Dirt Cheap Oracle steps #3 & #4 of 6: Install Oracle XE and Apex 3.0
Ok kids, play time is over, it’s time to install Oracle, upgrade Apex and then turn out the lights for a good night’s sleep. After double-checking that they haven’t released 11g XE yet :(, I download Oracle XE 10gR2, as well as Apex 3.0 for good measure (no Apex 4.0 yet either…).
Download Oracle XE 10g Release 2 (10.2.0.1) for Linux x86. I chose the RPM version.
Download Oracle Application Express. I chose 3.0.1.
Did some reading, and learned a lot about configuring Linux, but in the end it was a frightfully simple matter to install the RPM using the RPM [Wikipedia:RPM] command (who would have guessed), it installed without a hitch and told me to run the configure command, which I did, and that went fine as well. So now I’ve got Oracle running.

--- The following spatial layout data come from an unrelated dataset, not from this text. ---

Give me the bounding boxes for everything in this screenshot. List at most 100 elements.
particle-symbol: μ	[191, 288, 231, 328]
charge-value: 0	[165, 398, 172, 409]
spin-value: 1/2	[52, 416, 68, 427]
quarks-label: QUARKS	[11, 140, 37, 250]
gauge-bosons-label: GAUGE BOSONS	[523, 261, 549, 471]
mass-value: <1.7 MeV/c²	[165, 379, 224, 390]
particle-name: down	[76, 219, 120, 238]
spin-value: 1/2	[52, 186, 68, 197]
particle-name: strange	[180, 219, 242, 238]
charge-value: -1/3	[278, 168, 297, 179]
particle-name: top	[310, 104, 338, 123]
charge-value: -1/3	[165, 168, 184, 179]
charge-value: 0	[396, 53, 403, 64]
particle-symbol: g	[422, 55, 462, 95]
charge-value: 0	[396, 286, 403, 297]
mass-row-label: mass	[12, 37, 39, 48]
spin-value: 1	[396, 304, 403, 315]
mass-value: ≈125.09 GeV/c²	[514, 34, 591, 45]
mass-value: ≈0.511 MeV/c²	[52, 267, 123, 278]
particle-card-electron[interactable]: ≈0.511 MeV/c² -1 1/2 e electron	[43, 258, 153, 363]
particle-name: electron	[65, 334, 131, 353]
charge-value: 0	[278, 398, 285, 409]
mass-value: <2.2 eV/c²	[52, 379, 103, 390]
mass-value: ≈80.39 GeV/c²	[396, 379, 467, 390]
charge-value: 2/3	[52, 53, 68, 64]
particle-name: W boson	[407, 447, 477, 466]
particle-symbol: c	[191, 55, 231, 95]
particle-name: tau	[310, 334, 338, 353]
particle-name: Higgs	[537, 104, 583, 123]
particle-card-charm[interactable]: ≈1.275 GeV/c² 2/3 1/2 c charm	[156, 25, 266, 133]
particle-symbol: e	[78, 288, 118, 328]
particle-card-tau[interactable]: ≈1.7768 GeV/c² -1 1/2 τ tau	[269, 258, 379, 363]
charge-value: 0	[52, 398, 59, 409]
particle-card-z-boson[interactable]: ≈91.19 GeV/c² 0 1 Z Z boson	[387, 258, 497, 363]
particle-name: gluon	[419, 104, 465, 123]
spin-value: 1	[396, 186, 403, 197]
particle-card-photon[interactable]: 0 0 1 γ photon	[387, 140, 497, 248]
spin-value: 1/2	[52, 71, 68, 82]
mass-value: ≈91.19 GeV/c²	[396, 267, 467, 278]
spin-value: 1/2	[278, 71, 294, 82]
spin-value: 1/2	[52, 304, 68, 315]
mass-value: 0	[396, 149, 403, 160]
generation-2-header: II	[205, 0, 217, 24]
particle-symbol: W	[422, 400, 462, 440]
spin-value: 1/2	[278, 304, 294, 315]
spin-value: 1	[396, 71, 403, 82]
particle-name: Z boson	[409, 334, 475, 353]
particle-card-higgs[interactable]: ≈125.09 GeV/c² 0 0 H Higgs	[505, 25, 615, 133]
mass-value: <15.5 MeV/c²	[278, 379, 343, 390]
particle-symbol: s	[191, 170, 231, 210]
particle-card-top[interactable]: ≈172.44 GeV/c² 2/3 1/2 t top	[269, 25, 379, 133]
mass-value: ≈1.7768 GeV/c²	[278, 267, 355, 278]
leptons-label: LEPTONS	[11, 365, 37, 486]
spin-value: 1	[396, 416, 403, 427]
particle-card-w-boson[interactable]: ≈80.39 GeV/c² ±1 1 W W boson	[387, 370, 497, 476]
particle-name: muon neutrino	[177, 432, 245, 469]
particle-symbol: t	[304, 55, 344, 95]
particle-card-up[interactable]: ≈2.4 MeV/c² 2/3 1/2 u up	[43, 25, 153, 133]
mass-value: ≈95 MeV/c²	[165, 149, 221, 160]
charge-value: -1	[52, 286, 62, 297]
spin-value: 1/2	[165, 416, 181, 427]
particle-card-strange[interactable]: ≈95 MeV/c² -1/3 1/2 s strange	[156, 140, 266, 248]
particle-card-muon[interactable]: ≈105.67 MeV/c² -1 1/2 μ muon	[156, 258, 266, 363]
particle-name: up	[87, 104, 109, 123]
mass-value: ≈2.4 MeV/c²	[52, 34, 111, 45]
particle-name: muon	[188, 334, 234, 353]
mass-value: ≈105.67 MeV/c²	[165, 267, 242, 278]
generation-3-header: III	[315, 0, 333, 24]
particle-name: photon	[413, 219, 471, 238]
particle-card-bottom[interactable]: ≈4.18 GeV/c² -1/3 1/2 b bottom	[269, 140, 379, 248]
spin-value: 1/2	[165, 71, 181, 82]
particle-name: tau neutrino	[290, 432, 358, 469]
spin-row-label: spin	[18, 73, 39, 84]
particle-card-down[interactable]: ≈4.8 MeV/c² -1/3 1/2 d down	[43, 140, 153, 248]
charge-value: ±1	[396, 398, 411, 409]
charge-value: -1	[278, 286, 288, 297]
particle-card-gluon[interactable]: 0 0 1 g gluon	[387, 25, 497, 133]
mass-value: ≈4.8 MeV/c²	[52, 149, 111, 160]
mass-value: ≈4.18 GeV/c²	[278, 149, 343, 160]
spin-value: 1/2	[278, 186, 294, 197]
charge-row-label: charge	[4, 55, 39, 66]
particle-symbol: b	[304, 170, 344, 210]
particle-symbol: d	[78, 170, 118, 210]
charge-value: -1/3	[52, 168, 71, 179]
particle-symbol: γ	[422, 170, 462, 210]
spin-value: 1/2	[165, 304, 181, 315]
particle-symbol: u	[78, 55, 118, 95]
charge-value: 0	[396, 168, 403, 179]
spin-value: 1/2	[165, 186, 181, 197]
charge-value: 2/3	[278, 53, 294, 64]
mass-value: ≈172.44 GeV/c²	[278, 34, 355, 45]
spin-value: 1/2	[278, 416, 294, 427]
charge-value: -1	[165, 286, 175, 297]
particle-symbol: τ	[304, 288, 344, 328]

Apex as installed along with Oracle XE works a bit differently to what I’m used to (I’m running 3.0 on Oracle 10GR2 Enterprise Edition on my WinXP box for experimental purposes), it serves as the administration GUI to the database (no Enterprise Manager, unfortunately) as well as the application development environment. The database (Oracle XE), being free, is limited to 4GB of user data, and will only use 1GB of RAM (which is fine, that’s all I’m giving it anyway). To help ensure I don’t go over 4GB I’ll keep my large media files on the file system instead of in the database, and I’ll design my applications with automated cleanup routines for tables that grow a lot. So far my applications on my experimental 10G database only use 1GB, and that’s including a whole lot of BLOBs, so I don’t think I’ll have a problem with this limit if I’m careful.
Next step is to upgrade to Apex 3.0 which means I lose the cute Apex database administration interface, but I have to do this because the apps I want to migrate are currently on 3.0. Not to worry, there’s a good guide for administrating Oracle XE and Apex 3.0.1 here. After upgrading I disable the SYSTEM login for Apex, and use the ADMIN account like I’m accustomed to.
After a bit of tyre-kicking I’m off to bed.